Tiger Group, a Hong Kong shipping investment company controlled by Canadian investors Porter and Gerry Wang, is the leading investor behind Shanghai-based Greathorse, which is led by chairman CC Xue.

Porter characterised the potential buyers as "usual suspects", meaning the Chinese financial leasing houses.

"Who else is buying these days?" he asked.

We are a seller of assets and equity, not a buyer. And we are very negative on scrubbers

Graham Porter

Greathorse owns and operates a fleet of chemical tankers plus a fleet of bulkers as a tonnage provider and is affiliated to Tiger's LNG container shipping project.

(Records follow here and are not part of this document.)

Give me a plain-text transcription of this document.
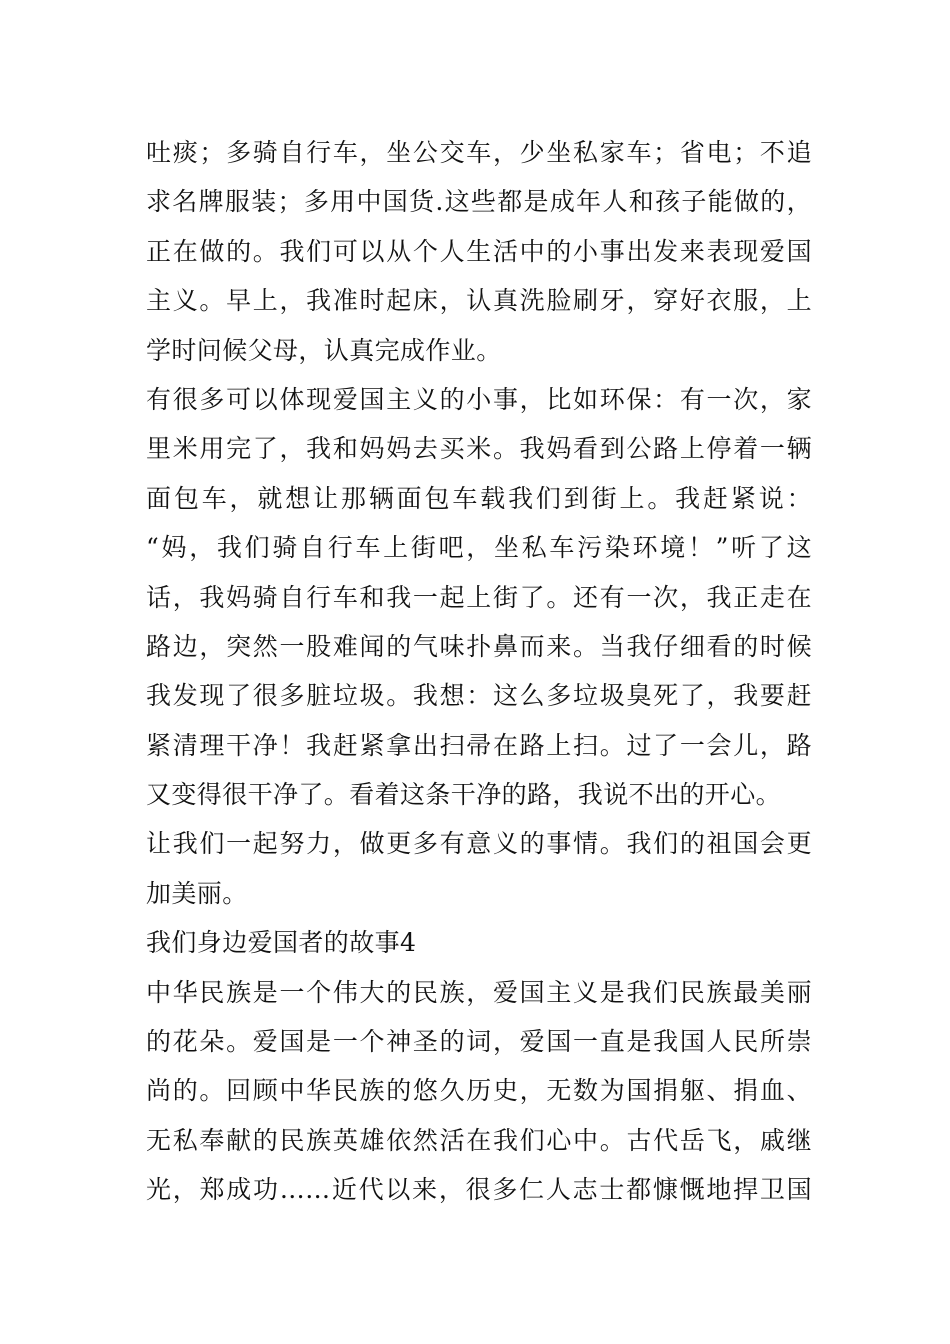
吐痰；多骑自行车，坐公交车，少坐私家车；省电；不追
求名牌服装；多用中国货.这些都是成年人和孩子能做的，
正在做的。我们可以从个人生活中的小事出发来表现爱国
主义。早上，我准时起床，认真洗脸刷牙，穿好衣服，上
学时问候父母，认真完成作业。
有很多可以体现爱国主义的小事，比如环保：有一次，家
里米用完了，我和妈妈去买米。我妈看到公路上停着一辆
面包车，就想让那辆面包车载我们到街上。我赶紧说：
“妈，我们骑自行车上街吧，坐私车污染环境！”听了这
话，我妈骑自行车和我一起上街了。还有一次，我正走在
路边，突然一股难闻的气味扑鼻而来。当我仔细看的时候
我发现了很多脏垃圾。我想：这么多垃圾臭死了，我要赶
紧清理干净！我赶紧拿出扫帚在路上扫。过了一会儿，路
又变得很干净了。看着这条干净的路，我说不出的开心。
让我们一起努力，做更多有意义的事情。我们的祖国会更
加美丽。
我们身边爱国者的故事4
中华民族是一个伟大的民族，爱国主义是我们民族最美丽
的花朵。爱国是一个神圣的词，爱国一直是我国人民所崇
尚的。回顾中华民族的悠久历史，无数为国捐躯、捐血、
无私奉献的民族英雄依然活在我们心中。古代岳飞，戚继
光，郑成功……近代以来，很多仁人志士都慷慨地捍卫国
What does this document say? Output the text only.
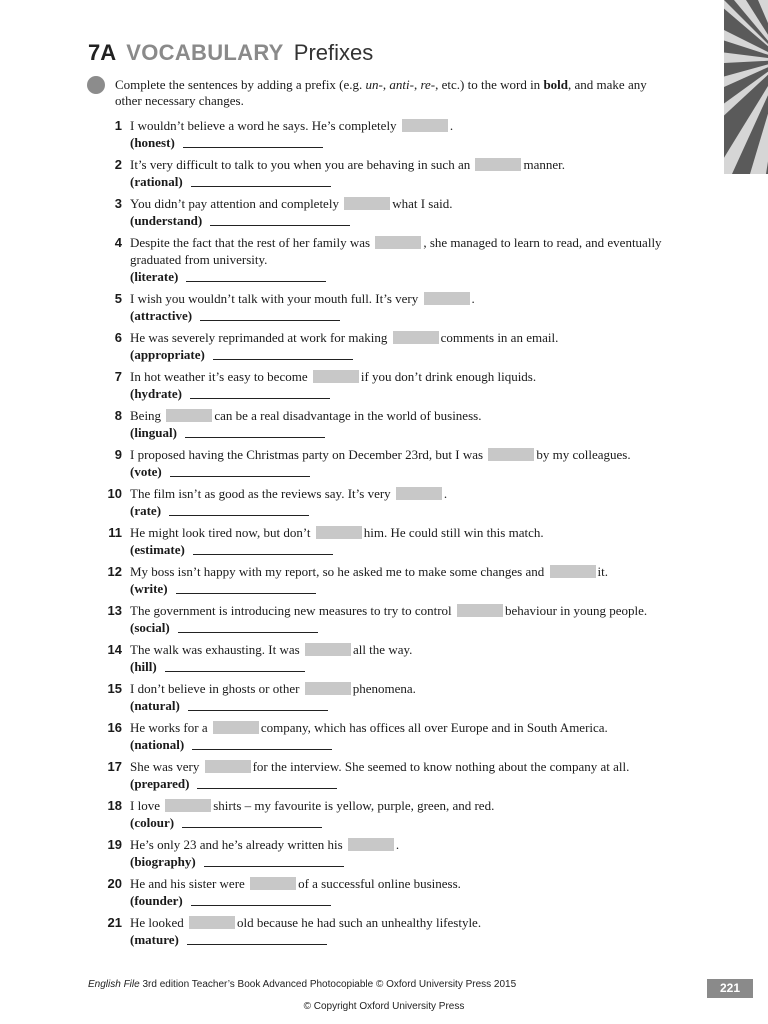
7A VOCABULARY Prefixes
Complete the sentences by adding a prefix (e.g. un-, anti-, re-, etc.) to the word in bold, and make any other necessary changes.
1 I wouldn’t believe a word he says. He’s completely	.
(honest)
2 It’s very difficult to talk to you when you are behaving in such an	manner.
(rational)
3 You didn’t pay attention and completely	what I said.
(understand)
4 Despite the fact that the rest of her family was	, she managed to learn to read, and eventually graduated from university.
(literate)
5 I wish you wouldn’t talk with your mouth full. It’s very	.
(attractive)
6 He was severely reprimanded at work for making	comments in an email.
(appropriate)
7 In hot weather it’s easy to become	if you don’t drink enough liquids.
(hydrate)
8 Being	can be a real disadvantage in the world of business.
(lingual)
9 I proposed having the Christmas party on December 23rd, but I was	by my colleagues.
(vote)
10 The film isn’t as good as the reviews say. It’s very	.
(rate)
11 He might look tired now, but don’t	him. He could still win this match.
(estimate)
12 My boss isn’t happy with my report, so he asked me to make some changes and	it.
(write)
13 The government is introducing new measures to try to control	behaviour in young people.
(social)
14 The walk was exhausting. It was	all the way.
(hill)
15 I don’t believe in ghosts or other	phenomena.
(natural)
16 He works for a	company, which has offices all over Europe and in South America.
(national)
17 She was very	for the interview. She seemed to know nothing about the company at all.
(prepared)
18 I love	shirts – my favourite is yellow, purple, green, and red.
(colour)
19 He’s only 23 and he’s already written his	.
(biography)
20 He and his sister were	of a successful online business.
(founder)
21 He looked	old because he had such an unhealthy lifestyle.
(mature)
English File 3rd edition Teacher’s Book Advanced Photocopiable © Oxford University Press 2015	221
© Copyright Oxford University Press
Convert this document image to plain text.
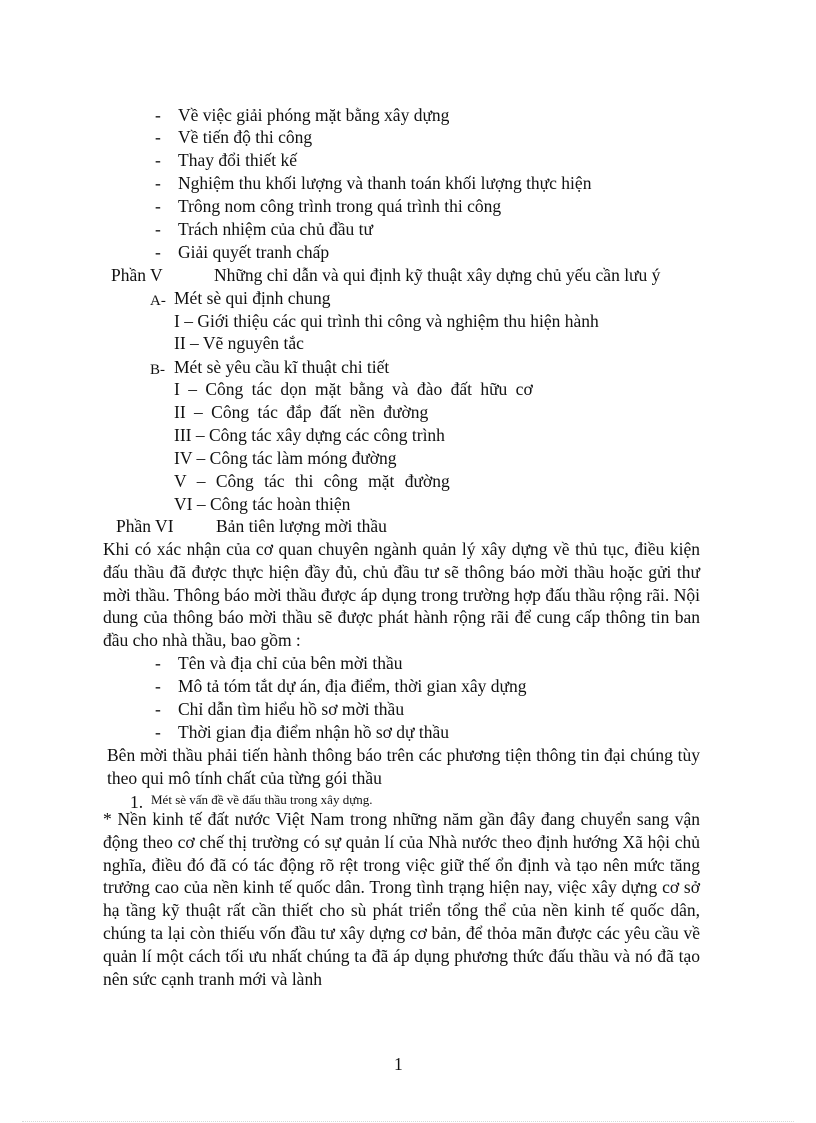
- Về việc giải phóng mặt bằng xây dựng
- Về tiến độ thi công
- Thay đổi thiết kế
- Nghiệm thu khối lượng và thanh toán khối lượng thực hiện
- Trông nom công trình trong quá trình thi công
- Trách nhiệm của chủ đầu tư
- Giải quyết tranh chấp
Phần V	Những chỉ dẫn và qui định kỹ thuật xây dựng chủ yếu cần lưu ý
A- Mét sè qui định chung
I – Giới thiệu các qui trình thi công và nghiệm thu hiện hành
II – Vẽ nguyên tắc
B- Mét sè yêu cầu kĩ thuật chi tiết
I – Công tác dọn mặt bằng và đào đất hữu cơ
II – Công tác đắp đất nền đường
III – Công tác xây dựng các công trình
IV – Công tác làm móng đường
V – Công tác thi công mặt đường
VI – Công tác hoàn thiện
Phần VI Bản tiên lượng mời thầu
Khi có xác nhận của cơ quan chuyên ngành quản lý xây dựng về thủ tục, điều kiện đấu thầu đã được thực hiện đầy đủ, chủ đầu tư sẽ thông báo mời thầu hoặc gửi thư mời thầu. Thông báo mời thầu được áp dụng trong trường hợp đấu thầu rộng rãi. Nội dung của thông báo mời thầu sẽ được phát hành rộng rãi để cung cấp thông tin ban đầu cho nhà thầu, bao gồm :
- Tên và địa chỉ của bên mời thầu
- Mô tả tóm tắt dự án, địa điểm, thời gian xây dựng
- Chỉ dẫn tìm hiểu hồ sơ mời thầu
- Thời gian địa điểm nhận hồ sơ dự thầu
Bên mời thầu phải tiến hành thông báo trên các phương tiện thông tin đại chúng tùy theo qui mô tính chất của từng gói thầu
1. Mét sè vấn đề về đấu thầu trong xây dựng.
* Nền kinh tế đất nước Việt Nam trong những năm gần đây đang chuyển sang vận động theo cơ chế thị trường có sự quản lí của Nhà nước theo định hướng Xã hội chủ nghĩa, điều đó đã có tác động rõ rệt trong việc giữ thế ổn định và tạo nên mức tăng trưởng cao của nền kinh tế quốc dân. Trong tình trạng hiện nay, việc xây dựng cơ sở hạ tầng kỹ thuật rất cần thiết cho sù phát triển tổng thể của nền kinh tế quốc dân, chúng ta lại còn thiếu vốn đầu tư xây dựng cơ bản, để thỏa mãn được các yêu cầu về quản lí một cách tối ưu nhất chúng ta đã áp dụng phương thức đấu thầu và nó đã tạo nên sức cạnh tranh mới và lành
1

The company has sold down in dry bulk, most recently in the ultramax segment, and now controls a dry bulk fleet of 14 ships including four capes, three mini-capes, four panamaxes, and three ultramaxes.

"We see it as a very flat market," said Porter. "We want to keep about 10 to 15 vessels in that sector. Today we have 14 and I see it stabilising at around 10. It is not a place where we want to be overweight."

The company remains bearish in general, but especially in dry bulk.

"We are hesitant to acquire existing assets," said Porter. "We are a seller of assets and equity, not a buyer. And we are very negative on scrubbers."

He pointed to long term uncertainties, not least over decarbonisation policy.

"It all goes back to changing trade policies, and what will be the fuel of the future," he said.

Porter believes the EU could make sudden regulatory moves "much, much faster than anyone expects", imposing unilateral fuel restrictions and carbon taxes. China could do the same.

"When that change happens suddenly, you don't want to find yourself holding the wrong asset," he said.

Greathorse earlier cashed out of its containership interests, especially with the sale of its share of financial owning vehicle Greater China Intermodal Investments (GCI) to Seaspan two years ago.

But Greathorse's chemical carrier business is a sector where it will remain engaged as an operating owner, said Porter.

"It's a good business, not outperforming and not underperforming, but its a real operating business with contracts of affreightment and chartering in ships, not just a straightforward steel business," he said.